Adapté du roman « Wisdom tooth » (dent de sagesse) de l’écrivain chinois LEI Mi, professeur de psychologie criminelle en Chine, le film raconte l’enquête, en 2017, de 2 flics, Cham Lau [Gordon LAM, 54 ans, qui a joué dans 8 films du Hongkongais Johnnie To]) et Will Ren, jeune officier et chef du premier, plus âgé. Ils sont confrontés à un tueur en série qui sectionne la main gauche de ses victimes avec un objet contondant. Cela rappelle « Seven » (1995) de David Fincher (avec aussi un duo de flics, l’un qui va partir à la retraite et son successeur, plus jeune), par l’ambiance sombre (renforcée par de nombreuses scènes nocturnes et le basculement au noir et blanc après un tournage en couleurs), poisseuse et humide et « La Isla minima » (2014) d’Alberto Rodríguez mais sous le soleil d’Andalousie, avec 2 flics que tout oppose. Le réalisateur décrit une ville (Hong Kong ?) loin des clichés touristiques, avec 2 parties, comme dans « Metropolis » (1927) de Fritz Lang, une ville haute et une ville basse, sale, encombrée de détritus et de sacs poubelles et où vivent des marginaux, des dealers, des drogués et des prostituées. Il y a même des containers de membres de mannequins en celluloïd, rappelant une scène de combat à la hache du « Baiser du tueur » (1955) de Stanley Kubrick.
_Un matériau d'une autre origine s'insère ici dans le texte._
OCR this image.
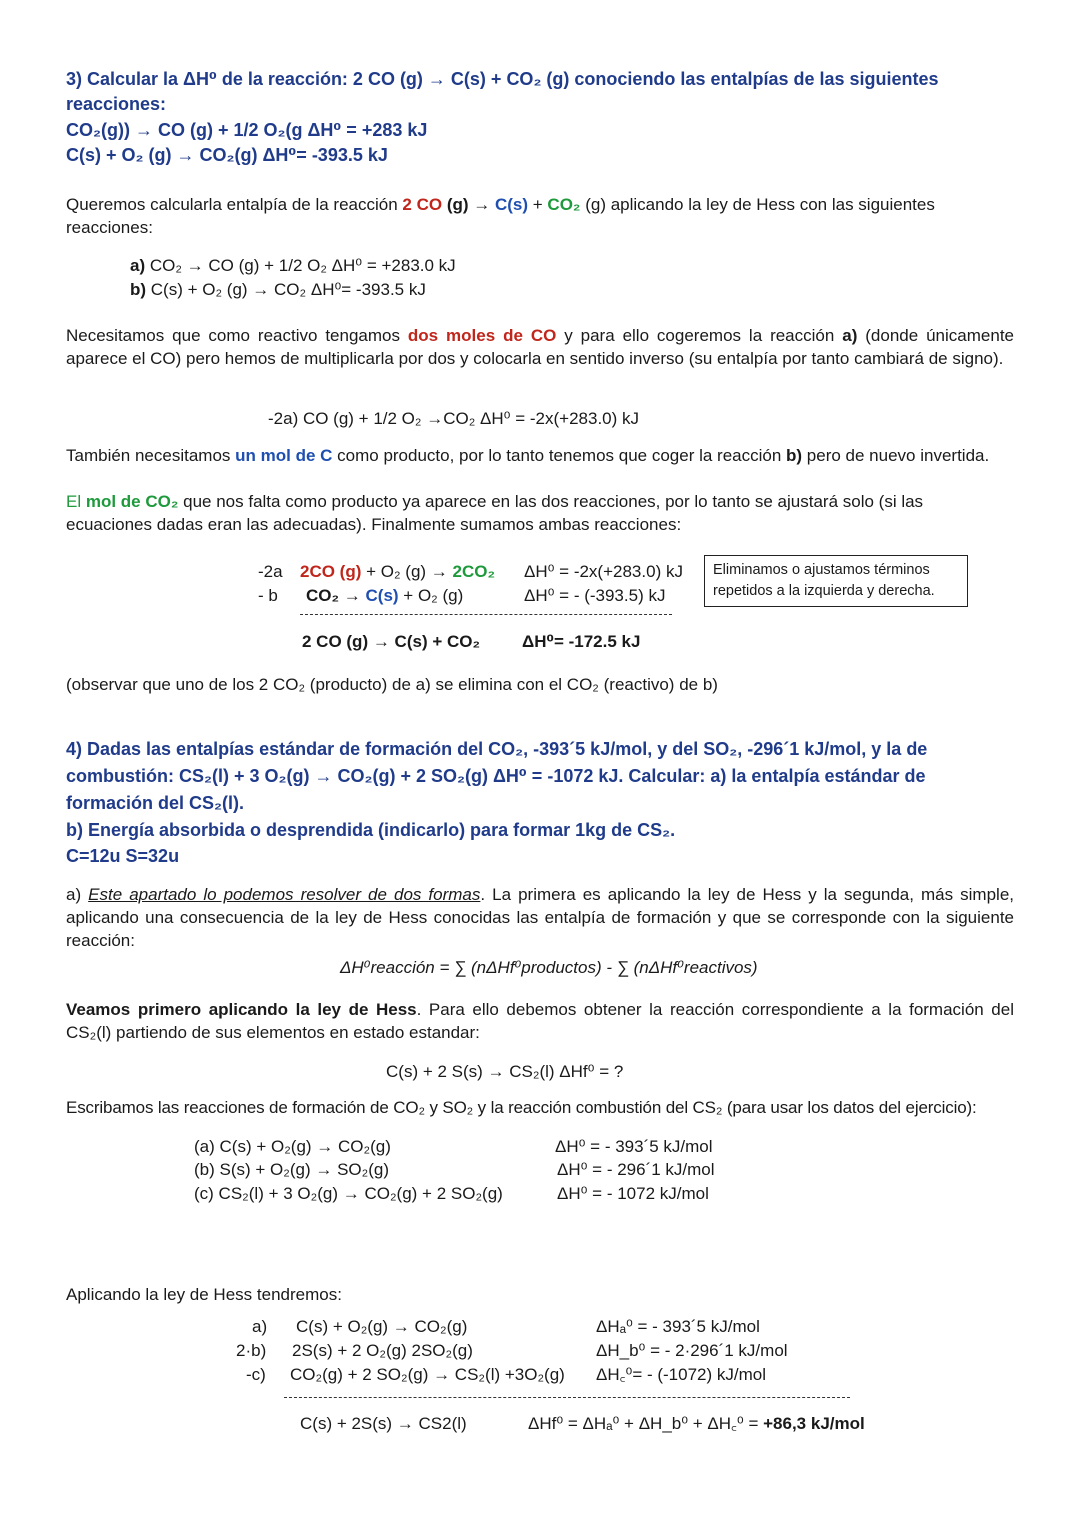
3) Calcular la ΔH⁰ de la reacción: 2 CO (g) → C(s) + CO₂ (g) conociendo las entalpías de las siguientes
reacciones:
CO₂(g)) → CO (g) + 1/2 O₂(g ΔH⁰ = +283 kJ
C(s) + O₂ (g) → CO₂(g) ΔH⁰= -393.5 kJ
Queremos calcularla entalpía de la reacción 2 CO (g) → C(s) + CO₂ (g) aplicando la ley de Hess con las siguientes
reacciones:
a) CO₂ → CO (g) + 1/2 O₂ ΔH⁰ = +283.0 kJ
b) C(s) + O₂ (g) → CO₂ ΔH⁰= -393.5 kJ
Necesitamos que como reactivo tengamos dos moles de CO y para ello cogeremos la reacción a) (donde únicamente aparece el CO) pero hemos de multiplicarla por dos y colocarla en sentido inverso (su entalpía por tanto cambiará de signo).
-2a) CO (g) + 1/2 O₂ →CO₂ ΔH⁰ = -2x(+283.0) kJ
También necesitamos un mol de C como producto, por lo tanto tenemos que coger la reacción b) pero de nuevo invertida.
El mol de CO₂ que nos falta como producto ya aparece en las dos reacciones, por lo tanto se ajustará solo (si las
ecuaciones dadas eran las adecuadas). Finalmente sumamos ambas reacciones:
-2a 2CO (g) + O₂ (g) → 2CO₂ ΔH⁰ = -2x(+283.0) kJ
- b CO₂ → C(s) + O₂ (g)	ΔH⁰ = - (-393.5) kJ
Eliminamos o ajustamos términos repetidos a la izquierda y derecha.
2 CO (g) → C(s) + CO₂ ΔH⁰= -172.5 kJ
(observar que uno de los 2 CO₂ (producto) de a) se elimina con el CO₂ (reactivo) de b)
4) Dadas las entalpías estándar de formación del CO₂, -393´5 kJ/mol, y del SO₂, -296´1 kJ/mol, y la de
combustión: CS₂(l) + 3 O₂(g) → CO₂(g) + 2 SO₂(g) ΔH⁰ = -1072 kJ. Calcular: a) la entalpía estándar de
formación del CS₂(l).
b) Energía absorbida o desprendida (indicarlo) para formar 1kg de CS₂.
C=12u S=32u
a) Este apartado lo podemos resolver de dos formas. La primera es aplicando la ley de Hess y la segunda, más simple, aplicando una consecuencia de la ley de Hess conocidas las entalpía de formación y que se corresponde con la siguiente reacción:
ΔH⁰reacción = ∑ (nΔHf⁰productos) - ∑ (nΔHf⁰reactivos)
Veamos primero aplicando la ley de Hess. Para ello debemos obtener la reacción correspondiente a la formación del CS₂(l) partiendo de sus elementos en estado estandar:
C(s) + 2 S(s) → CS₂(l) ΔHf⁰ = ?
Escribamos las reacciones de formación de CO₂ y SO₂ y la reacción combustión del CS₂ (para usar los datos del ejercicio):
(a) C(s) + O₂(g) → CO₂(g)
(b) S(s) + O₂(g) → SO₂(g)
(c) CS₂(l) + 3 O₂(g) → CO₂(g) + 2 SO₂(g)
ΔH⁰ = - 393´5 kJ/mol
ΔH⁰ = - 296´1 kJ/mol
ΔH⁰ = - 1072 kJ/mol
Aplicando la ley de Hess tendremos:
a)
2·b)
-c)
C(s) + O₂(g) → CO₂(g)
2S(s) + 2 O₂(g) 2SO₂(g)
CO₂(g) + 2 SO₂(g) → CS₂(l) +3O₂(g)
ΔHₐ⁰ = - 393´5 kJ/mol
ΔH_b⁰ = - 2·296´1 kJ/mol
ΔH꜀⁰= - (-1072) kJ/mol
C(s) + 2S(s) → CS2(l)	ΔHf⁰ = ΔHₐ⁰ + ΔH_b⁰ + ΔH꜀⁰ = +86,3 kJ/mol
On peut voir le film comme un brillant exercice de style sur le thème du duo de flics (ici brutaux et peu sympathiques de prime abord, avec une superbe photographie, des plans courts et serrés et des scènes d’action violentes et efficaces) mais aussi comme une vision critique de Hong Kong, 20 ans après sa rétrocession à la Chine en 1997, où, malgré un régime qui se dit communiste, les déclassés sont nombreux. D’où le titre anglais qu’on peut traduire par limbes et qui désigne, dans la religion catholique, un état de l’au-delà aux marges de l’enfer (où se trouveraient les justes, morts avant la résurrection du Christ ainsi que les âmes des enfants morts avant d’avoir reçu le baptême) et par extension, un état intermédiaire et flou. Dommage que l’analyse psychologique du tueur ne soit pas plus approfondie. Heureusement, c’est contrebalancé par l’excellente interprétation, très physique, de Yase LIU (32 ans, jouant Wong To,
femme sortie de prison qui veut se racheter auprès de sa victime et qui est poursuivie par la pègre qu’elle a dénoncée et le tueur
, faisant office de bouc-émissaire et de réceptacle de toute la violence de la ville) qui a obtenu le prix de la meilleure actrice au festival de Hong Kong.